Overview
- The FDIC and OCC approved the final rule unanimously and the Federal Reserve advanced it on a 5–2 vote, with agencies also unveiling a separate proposal to ease the community bank leverage ratio.
- For holding companies, the enhanced supplementary leverage ratio is set at 3% plus half of the Method 1 GSIB surcharge, while depository subsidiaries face a 1% eSLR cap that limits their overall leverage requirement to no more than 4%.
- Regulators estimate less than a 2% Tier 1 capital reduction at affected holding companies (about $13 billion), versus roughly 27%–28% lower requirements at depository subsidiaries (about $213–$219 billion), with subsidiary capital generally not available for shareholder distributions.

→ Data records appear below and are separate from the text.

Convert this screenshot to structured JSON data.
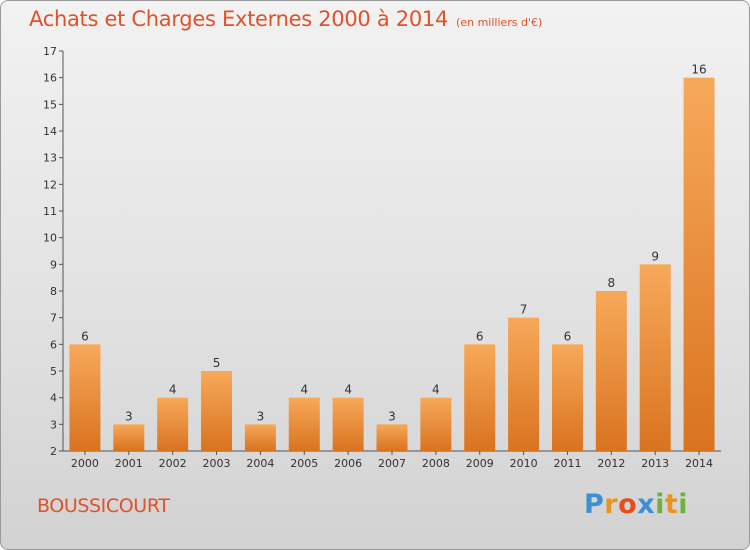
{
  "header": {
    "title": "Achats et Charges Externes 2000 à 2014",
    "subtitle": "(en milliers d'€)"
  },
  "footer": {
    "commune": "BOUSSICOURT",
    "logo": [
      "P",
      "r",
      "o",
      "x",
      "i",
      "t",
      "i"
    ]
  },
  "colors": {
    "title": "#e0522a",
    "bar_light": "#f7a95a",
    "bar_dark": "#d9731f",
    "logo": [
      "#3c8fd6",
      "#e8941e",
      "#e84e1b",
      "#3c8fd6",
      "#6cb33e",
      "#e8941e",
      "#6cb33e"
    ]
  },
  "chart_data": {
    "type": "bar",
    "categories": [
      "2000",
      "2001",
      "2002",
      "2003",
      "2004",
      "2005",
      "2006",
      "2007",
      "2008",
      "2009",
      "2010",
      "2011",
      "2012",
      "2013",
      "2014"
    ],
    "values": [
      6,
      3,
      4,
      5,
      3,
      4,
      4,
      3,
      4,
      6,
      7,
      6,
      8,
      9,
      16
    ],
    "data_labels": [
      "6",
      "3",
      "4",
      "5",
      "3",
      "4",
      "4",
      "3",
      "4",
      "6",
      "7",
      "6",
      "8",
      "9",
      "16"
    ],
    "yticks": [
      "2",
      "3",
      "4",
      "5",
      "6",
      "7",
      "8",
      "9",
      "10",
      "11",
      "12",
      "13",
      "14",
      "15",
      "16",
      "17"
    ],
    "ylim": [
      2,
      17
    ],
    "grid": false,
    "legend": "none"
  }
}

- The rule becomes effective April 1, 2026, and banks may opt in beginning January 1, 2026; the CBLR proposal would lower the ratio to 8% and extend the compliance grace period to four quarters, with comments due 60 days after publication.
- Industry groups including SIFMA and the Bank Policy Institute praised the shift as supportive of Treasury market intermediation, while Fed Governor Lisa Cook and Sen. Elizabeth Warren criticized the capital relief; Fed Governor Stephen Miran supported the change and urged further carveouts for Treasuries and reserves.